This just in – your California will is usually not a private document! No, really. If you don’t have a trust in California, your will is submitted for probate. All the terms of your will – how much you have, who your beneficiaries are, who you left out – is all public knowledge. Probate proceedings are public and all documents filed in any probate proceeding are generally available to any member of the public.
The acclaimed author, Harper Lee, had a will but apparently no trust. (Why she didn’t have a trust is a question for a whole other blog/rant. With such a substantial legacy and estate, it is troubling that more sophisticated estate planning was not done for Ms. Lee after the phenomenal success of her first novel.) So her will would normally be a public document. However, lawyers for Ms. Lee’s estate petitioned the court to keep her will private. They were successful and the will is now unavailable for public inspection.

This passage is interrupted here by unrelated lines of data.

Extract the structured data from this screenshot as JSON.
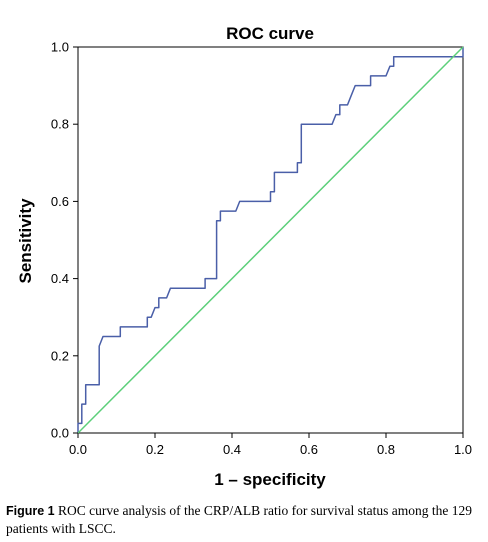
{
  "chart_data": {
    "type": "line",
    "title": "ROC curve",
    "xlabel": "1 – specificity",
    "ylabel": "Sensitivity",
    "xlim": [
      0.0,
      1.0
    ],
    "ylim": [
      0.0,
      1.0
    ],
    "x_ticks": [
      "0.0",
      "0.2",
      "0.4",
      "0.6",
      "0.8",
      "1.0"
    ],
    "y_ticks": [
      "0.0",
      "0.2",
      "0.4",
      "0.6",
      "0.8",
      "1.0"
    ],
    "grid": false,
    "colors": {
      "roc": "#4a5fa8",
      "reference": "#5ccf7a"
    },
    "series": [
      {
        "points": [
          [
            0.0,
            0.0
          ],
          [
            0.0,
            0.025
          ],
          [
            0.01,
            0.025
          ],
          [
            0.01,
            0.075
          ],
          [
            0.02,
            0.075
          ],
          [
            0.02,
            0.125
          ],
          [
            0.055,
            0.125
          ],
          [
            0.055,
            0.225
          ],
          [
            0.065,
            0.25
          ],
          [
            0.11,
            0.25
          ],
          [
            0.11,
            0.275
          ],
          [
            0.18,
            0.275
          ],
          [
            0.18,
            0.3
          ],
          [
            0.19,
            0.3
          ],
          [
            0.2,
            0.325
          ],
          [
            0.21,
            0.325
          ],
          [
            0.21,
            0.35
          ],
          [
            0.23,
            0.35
          ],
          [
            0.24,
            0.375
          ],
          [
            0.33,
            0.375
          ],
          [
            0.33,
            0.4
          ],
          [
            0.36,
            0.4
          ],
          [
            0.36,
            0.55
          ],
          [
            0.37,
            0.55
          ],
          [
            0.37,
            0.575
          ],
          [
            0.41,
            0.575
          ],
          [
            0.42,
            0.6
          ],
          [
            0.5,
            0.6
          ],
          [
            0.5,
            0.625
          ],
          [
            0.51,
            0.625
          ],
          [
            0.51,
            0.675
          ],
          [
            0.57,
            0.675
          ],
          [
            0.57,
            0.7
          ],
          [
            0.58,
            0.7
          ],
          [
            0.58,
            0.8
          ],
          [
            0.66,
            0.8
          ],
          [
            0.67,
            0.825
          ],
          [
            0.68,
            0.825
          ],
          [
            0.68,
            0.85
          ],
          [
            0.7,
            0.85
          ],
          [
            0.71,
            0.875
          ],
          [
            0.72,
            0.9
          ],
          [
            0.76,
            0.9
          ],
          [
            0.76,
            0.925
          ],
          [
            0.8,
            0.925
          ],
          [
            0.81,
            0.95
          ],
          [
            0.82,
            0.95
          ],
          [
            0.82,
            0.975
          ],
          [
            1.0,
            0.975
          ],
          [
            1.0,
            1.0
          ]
        ]
      },
      {
        "points": [
          [
            0.0,
            0.0
          ],
          [
            1.0,
            1.0
          ]
        ]
      }
    ]
  },
  "caption": {
    "label": "Figure 1",
    "text": " ROC curve analysis of the CRP/ALB ratio for survival status among the 129 patients with LSCC."
  }
}
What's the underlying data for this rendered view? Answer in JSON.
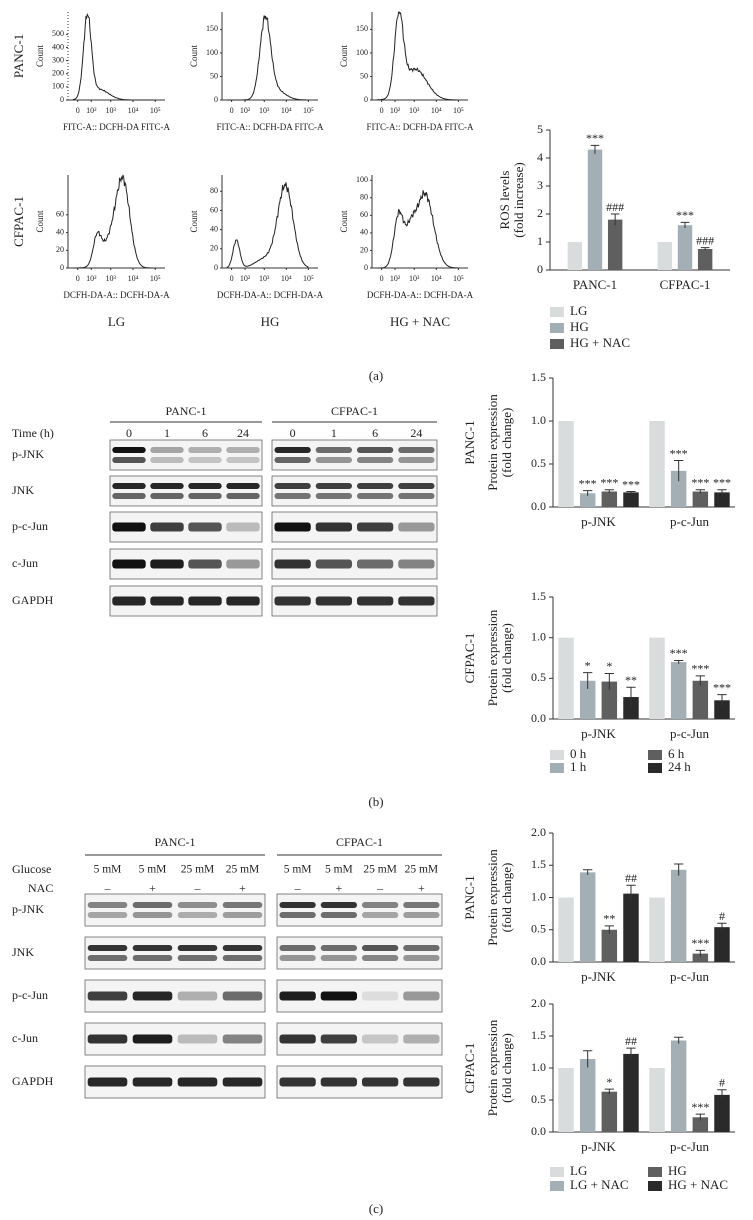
{
  "panel_labels": [
    "(a)",
    "(b)",
    "(c)"
  ],
  "flow": {
    "row_labels": [
      "PANC-1",
      "CFPAC-1"
    ],
    "column_labels": [
      "LG",
      "HG",
      "HG + NAC"
    ],
    "plots": [
      {
        "y_label": "Count",
        "x_label": "FITC-A:: DCFH-DA FITC-A",
        "ylim": [
          0,
          670
        ],
        "yticks": [
          0,
          100,
          200,
          300,
          400,
          500
        ],
        "xticks": [
          "0",
          "10²",
          "10³",
          "10⁴",
          "10⁵"
        ]
      },
      {
        "y_label": "Count",
        "x_label": "FITC-A:: DCFH-DA FITC-A",
        "ylim": [
          0,
          187
        ],
        "yticks": [
          0,
          50,
          100,
          150
        ],
        "xticks": [
          "0",
          "10²",
          "10³",
          "10⁴",
          "10⁵"
        ]
      },
      {
        "y_label": "Count",
        "x_label": "FITC-A:: DCFH-DA FITC-A",
        "ylim": [
          0,
          187
        ],
        "yticks": [
          0,
          50,
          100,
          150
        ],
        "xticks": [
          "0",
          "10²",
          "10³",
          "10⁴",
          "10⁵"
        ]
      },
      {
        "y_label": "Count",
        "x_label": "DCFH-DA-A:: DCFH-DA-A",
        "ylim": [
          0,
          105
        ],
        "yticks": [
          0,
          20,
          40,
          60
        ],
        "xticks": [
          "0",
          "10²",
          "10³",
          "10⁴",
          "10⁵"
        ]
      },
      {
        "y_label": "Count",
        "x_label": "DCFH-DA-A:: DCFH-DA-A",
        "ylim": [
          0,
          97
        ],
        "yticks": [
          0,
          20,
          40,
          60,
          80
        ],
        "xticks": [
          "0",
          "10²",
          "10³",
          "10⁴",
          "10⁵"
        ]
      },
      {
        "y_label": "Count",
        "x_label": "DCFH-DA-A:: DCFH-DA-A",
        "ylim": [
          0,
          106
        ],
        "yticks": [
          0,
          20,
          40,
          60,
          80,
          100
        ],
        "xticks": [
          "0",
          "10²",
          "10³",
          "10⁴",
          "10⁵"
        ]
      }
    ]
  },
  "blots": {
    "b": {
      "headers": [
        "PANC-1",
        "CFPAC-1"
      ],
      "lane_label": "Time (h)",
      "lanes": [
        "0",
        "1",
        "6",
        "24"
      ],
      "rows": [
        "p-JNK",
        "JNK",
        "p-c-Jun",
        "c-Jun",
        "GAPDH"
      ]
    },
    "c": {
      "headers": [
        "PANC-1",
        "CFPAC-1"
      ],
      "glucose_label": "Glucose",
      "glucose": [
        "5 mM",
        "5 mM",
        "25 mM",
        "25 mM"
      ],
      "nac_label": "NAC",
      "nac": [
        "–",
        "+",
        "–",
        "+"
      ],
      "rows": [
        "p-JNK",
        "JNK",
        "p-c-Jun",
        "c-Jun",
        "GAPDH"
      ]
    }
  },
  "chart_data": [
    {
      "type": "bar",
      "y_label": [
        "ROS levels",
        "(fold increase)"
      ],
      "categories": [
        "PANC-1",
        "CFPAC-1"
      ],
      "ylim": [
        0,
        5
      ],
      "yticks": [
        0,
        1,
        2,
        3,
        4,
        5
      ],
      "series": [
        {
          "name": "LG",
          "color": "#d9dcdc",
          "values": [
            1,
            1
          ]
        },
        {
          "name": "HG",
          "color": "#a3aeb5",
          "values": [
            4.3,
            1.6
          ],
          "errors": [
            0.15,
            0.1
          ],
          "annotations": [
            "***",
            "***"
          ]
        },
        {
          "name": "HG + NAC",
          "color": "#5f5f5f",
          "values": [
            1.8,
            0.75
          ],
          "errors": [
            0.2,
            0.05
          ],
          "annotations": [
            "###",
            "###"
          ]
        }
      ]
    },
    {
      "type": "bar",
      "row_label": "PANC-1",
      "y_label": [
        "Protein expression",
        "(fold change)"
      ],
      "categories": [
        "p-JNK",
        "p-c-Jun"
      ],
      "ylim": [
        0,
        1.5
      ],
      "yticks": [
        {
          "value": 0,
          "label": "0.0"
        },
        {
          "value": 0.5,
          "label": "0.5"
        },
        {
          "value": 1,
          "label": "1.0"
        },
        {
          "value": 1.5,
          "label": "1.5"
        }
      ],
      "series": [
        {
          "color": "#d9dcdc",
          "values": [
            1,
            1
          ]
        },
        {
          "color": "#a3aeb5",
          "values": [
            0.16,
            0.42
          ],
          "errors": [
            0.03,
            0.12
          ],
          "annotations": [
            "***",
            "***"
          ]
        },
        {
          "color": "#5f5f5f",
          "values": [
            0.18,
            0.18
          ],
          "errors": [
            0.02,
            0.02
          ],
          "annotations": [
            "***",
            "***"
          ]
        },
        {
          "color": "#2a2a2a",
          "values": [
            0.17,
            0.17
          ],
          "errors": [
            0.01,
            0.03
          ],
          "annotations": [
            "***",
            "***"
          ]
        }
      ]
    },
    {
      "type": "bar",
      "row_label": "CFPAC-1",
      "y_label": [
        "Protein expression",
        "(fold change)"
      ],
      "categories": [
        "p-JNK",
        "p-c-Jun"
      ],
      "ylim": [
        0,
        1.5
      ],
      "yticks": [
        {
          "value": 0,
          "label": "0.0"
        },
        {
          "value": 0.5,
          "label": "0.5"
        },
        {
          "value": 1,
          "label": "1.0"
        },
        {
          "value": 1.5,
          "label": "1.5"
        }
      ],
      "series": [
        {
          "name": "0 h",
          "color": "#d9dcdc",
          "values": [
            1,
            1
          ]
        },
        {
          "name": "1 h",
          "color": "#a3aeb5",
          "values": [
            0.47,
            0.7
          ],
          "errors": [
            0.1,
            0.02
          ],
          "annotations": [
            "*",
            "***"
          ]
        },
        {
          "name": "6 h",
          "color": "#5f5f5f",
          "values": [
            0.46,
            0.47
          ],
          "errors": [
            0.1,
            0.06
          ],
          "annotations": [
            "*",
            "***"
          ]
        },
        {
          "name": "24 h",
          "color": "#2a2a2a",
          "values": [
            0.27,
            0.23
          ],
          "errors": [
            0.12,
            0.07
          ],
          "annotations": [
            "**",
            "***"
          ]
        }
      ]
    },
    {
      "type": "bar",
      "row_label": "PANC-1",
      "y_label": [
        "Protein expression",
        "(fold change)"
      ],
      "categories": [
        "p-JNK",
        "p-c-Jun"
      ],
      "ylim": [
        0,
        2
      ],
      "yticks": [
        {
          "value": 0,
          "label": "0.0"
        },
        {
          "value": 0.5,
          "label": "0.5"
        },
        {
          "value": 1,
          "label": "1.0"
        },
        {
          "value": 1.5,
          "label": "1.5"
        },
        {
          "value": 2,
          "label": "2.0"
        }
      ],
      "series": [
        {
          "color": "#d9dcdc",
          "values": [
            1,
            1
          ]
        },
        {
          "color": "#a3aeb5",
          "values": [
            1.39,
            1.43
          ],
          "errors": [
            0.04,
            0.09
          ]
        },
        {
          "color": "#5f5f5f",
          "values": [
            0.5,
            0.13
          ],
          "errors": [
            0.06,
            0.05
          ],
          "annotations": [
            "**",
            "***"
          ]
        },
        {
          "color": "#2a2a2a",
          "values": [
            1.06,
            0.54
          ],
          "errors": [
            0.13,
            0.06
          ],
          "annotations": [
            "##",
            "#"
          ]
        }
      ]
    },
    {
      "type": "bar",
      "row_label": "CFPAC-1",
      "y_label": [
        "Protein expression",
        "(fold change)"
      ],
      "categories": [
        "p-JNK",
        "p-c-Jun"
      ],
      "ylim": [
        0,
        2
      ],
      "yticks": [
        {
          "value": 0,
          "label": "0.0"
        },
        {
          "value": 0.5,
          "label": "0.5"
        },
        {
          "value": 1,
          "label": "1.0"
        },
        {
          "value": 1.5,
          "label": "1.5"
        },
        {
          "value": 2,
          "label": "2.0"
        }
      ],
      "series": [
        {
          "name": "LG",
          "color": "#d9dcdc",
          "values": [
            1,
            1
          ]
        },
        {
          "name": "LG + NAC",
          "color": "#a3aeb5",
          "values": [
            1.14,
            1.43
          ],
          "errors": [
            0.13,
            0.05
          ]
        },
        {
          "name": "HG",
          "color": "#5f5f5f",
          "values": [
            0.63,
            0.23
          ],
          "errors": [
            0.04,
            0.05
          ],
          "annotations": [
            "*",
            "***"
          ]
        },
        {
          "name": "HG + NAC",
          "color": "#2a2a2a",
          "values": [
            1.22,
            0.58
          ],
          "errors": [
            0.09,
            0.08
          ],
          "annotations": [
            "##",
            "#"
          ]
        }
      ]
    }
  ]
}
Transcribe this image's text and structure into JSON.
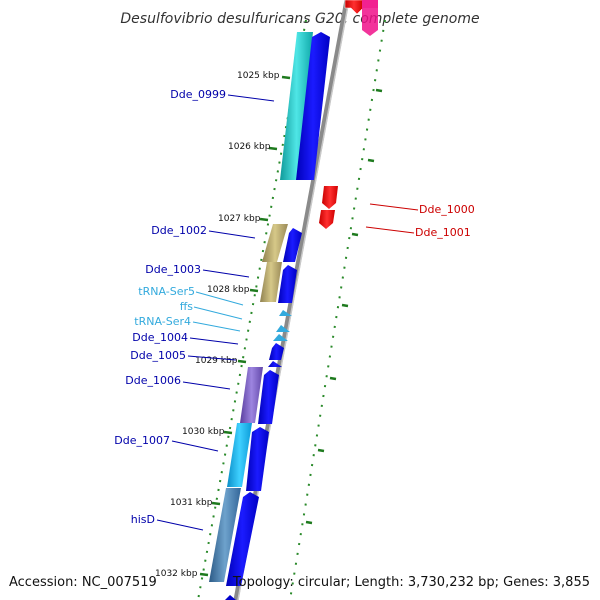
{
  "header": {
    "title": "Desulfovibrio desulfuricans G20, complete genome"
  },
  "footer": {
    "accession": "Accession: NC_007519",
    "topology": "Topology: circular; Length: 3,730,232 bp; Genes: 3,855"
  },
  "scale": {
    "ticks": [
      "1025 kbp",
      "1026 kbp",
      "1027 kbp",
      "1028 kbp",
      "1029 kbp",
      "1030 kbp",
      "1031 kbp",
      "1032 kbp"
    ]
  },
  "colors": {
    "plus_strand_label": "#0000aa",
    "minus_strand_label": "#cc0000",
    "rna_label": "#33aadd",
    "tick": "#227722",
    "backbone": "#999999"
  },
  "genes": {
    "dde_0999": "Dde_0999",
    "dde_1000": "Dde_1000",
    "dde_1001": "Dde_1001",
    "dde_1002": "Dde_1002",
    "dde_1003": "Dde_1003",
    "trna_ser5": "tRNA-Ser5",
    "ffs": "ffs",
    "trna_ser4": "tRNA-Ser4",
    "dde_1004": "Dde_1004",
    "dde_1005": "Dde_1005",
    "dde_1006": "Dde_1006",
    "dde_1007": "Dde_1007",
    "hisd": "hisD"
  }
}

The careful reader will notice the caveats in the statements about the public nature of wills in the opening paragraph. (Lawyers always equivocate. We can’t help it. It’s what we were taught in law school.) There is a way to have your will kept from prying public eyes, as we have seen in celebrity cases. A famous example is the Hearst will (although there was a motion to unseal these documents, because big money is involved). The process to have your will kept private after your death requires that your executor hire a probate attorney to petition the court to have your will sealed. This is neither a simple nor common process.
In order for the court to rule in favor of keeping your will private, California rules of court require that there must be an overriding interest that trumps the public’s right to access information. Your executor’s attorney must also show that the overriding interest would be substantially prejudiced if the will was not sealed. And as if that’s not difficult enough, your executor’s attorney must also show that sealing the will is the only way to go, i.e. there is no other way to protect the overriding interest.
The Estate of Harper Lee argued to the Alabama probate court that Ms. Lee had left a large and lasting public legacy through her books and that her financial matters should remain private. All the heirs and beneficiaries of Ms. Lee’s will agreed with this argument and ultimately the Alabama probate court did too.
A valuable lesson to be learned here is to create a trust if you want your estate and your wishes to remain private. A California will alone will not provide you privacy. A living trust is a common estate planning mechanism to avoid probate, maintain your privacy, and reduce estate taxes. Because even if you haven’t written an incredibly successful novel, a professionally created estate plan can kill two birds with one stone.